Order Set to Improve the Care of Patients Hospitalized for COPD Exacerbations.

Link to article at PubMed

Order Set to Improve the Care of Patients Hospitalized for COPD Exacerbations.

Ann Am Thorac Soc. 2016 Apr 8;

Authors: Brown KE, Johnson KJ, Deronne BM, Parenti CM, Rice KL

RATIONALE: Physician adherence to prescribing evidence-based inpatient and outpatient therapies for chronic obstructive pulmonary disease (COPD) is low, and there is a paucity of information about the utility of admission order sets for patients with COPD exacerbation.
OBJECTIVES: To determine if implementation of a locally-designed, evidence-based, multidisciplinary computer physician order entry (CPOE) set in the electronic health record (EHR) improves the quality of physician pharmacologic prescribing for patients hospitalized for COPD exacerbations.
METHODS: This study was performed before and after implementation of a computerized order set for patients hospitalized for COPD exacerbations.
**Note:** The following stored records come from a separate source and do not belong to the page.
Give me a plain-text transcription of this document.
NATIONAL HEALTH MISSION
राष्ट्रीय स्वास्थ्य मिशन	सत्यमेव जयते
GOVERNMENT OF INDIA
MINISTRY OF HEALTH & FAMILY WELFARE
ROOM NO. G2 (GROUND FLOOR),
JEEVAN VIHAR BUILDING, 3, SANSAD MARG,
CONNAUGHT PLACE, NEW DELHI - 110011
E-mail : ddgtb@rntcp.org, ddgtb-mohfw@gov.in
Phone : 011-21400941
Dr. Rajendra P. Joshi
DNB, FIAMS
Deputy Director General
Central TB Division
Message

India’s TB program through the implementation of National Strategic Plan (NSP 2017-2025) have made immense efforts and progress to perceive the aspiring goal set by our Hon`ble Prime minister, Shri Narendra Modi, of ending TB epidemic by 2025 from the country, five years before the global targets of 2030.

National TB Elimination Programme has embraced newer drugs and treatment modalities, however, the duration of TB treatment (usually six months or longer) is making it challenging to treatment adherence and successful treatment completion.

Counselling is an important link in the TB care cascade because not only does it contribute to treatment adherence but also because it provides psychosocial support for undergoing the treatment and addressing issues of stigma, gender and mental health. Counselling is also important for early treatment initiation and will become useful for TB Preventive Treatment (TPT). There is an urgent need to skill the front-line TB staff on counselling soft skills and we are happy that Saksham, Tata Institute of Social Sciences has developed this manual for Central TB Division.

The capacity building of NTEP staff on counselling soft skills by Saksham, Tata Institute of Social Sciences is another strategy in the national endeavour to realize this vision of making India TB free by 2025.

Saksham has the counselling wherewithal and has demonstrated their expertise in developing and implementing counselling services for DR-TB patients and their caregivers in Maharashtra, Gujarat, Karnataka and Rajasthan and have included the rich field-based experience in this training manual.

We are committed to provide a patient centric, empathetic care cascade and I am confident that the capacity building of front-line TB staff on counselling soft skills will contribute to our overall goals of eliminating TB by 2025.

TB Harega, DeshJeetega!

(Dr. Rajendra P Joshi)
The primary outcome was the rate of zero prescribing errors by physicians for inpatient and discharge drugs for COPD for a 1 year period prior to implementation and for 6 months after implementation. Errors were defined as no therapy or inappropriate therapy in the following categories: antibiotic, systemic corticosteroid, short-acting bronchodilator, long-acting bronchodilator, and inhaled corticosteroid. Secondary outcomes included mean pharmacy prescribing error rate, types of errors, hospital length of stay, and unscheduled physician visits, emergency department visits, re-hospitalization and death within 30 days from discharge.
MEASUREMENTS AND MAIN RESULTS: There were 194 COPD exacerbation admissions during the 1 year pre-implementation period, and 81 admissions during the 6 month post-implementation period. Compared to the pre-implementation period, the percentage of patients receiving all recommended pharmacologic therapies for the 6 months after implementation increased from 18.6% to 54.3% (p<0.001). The mean number of errors decreased from 1.76 to 0.65 (p<0.001). Antibiotic and systemic corticosteroid errors decreased from 39% to 16% (p<0.001) and 58% to 28% (p<0.001), respectively. Fewer patients were discharged without a short-acting bronchodilator (13.9% vs. 2.5%, p=0.005), a long-acting bronchodilator (16.5% vs. 7.4%, p=0.047), or inhaled corticosteroid (18% vs. 9.9%, p=0.089). Improvements were sustained over the 6 month post-implementation period. Hospital length of stay decreased from 4 (±3) days pre-implementation to 2.9 (± 1.9) days post-implementation (p=0.002). There were no significant differences in 30-day clinical outcomes including the rates of unscheduled physician or emergency department visits, re-hospitalizations, or deaths.
CONCLUSION: Computerized multidisciplinary admission order set implementation for patients hospitalized for a COPD exacerbation improved physicians' adherence to evidence-based pharmacologic treatment, and were associated with reductions in length of hospital stay.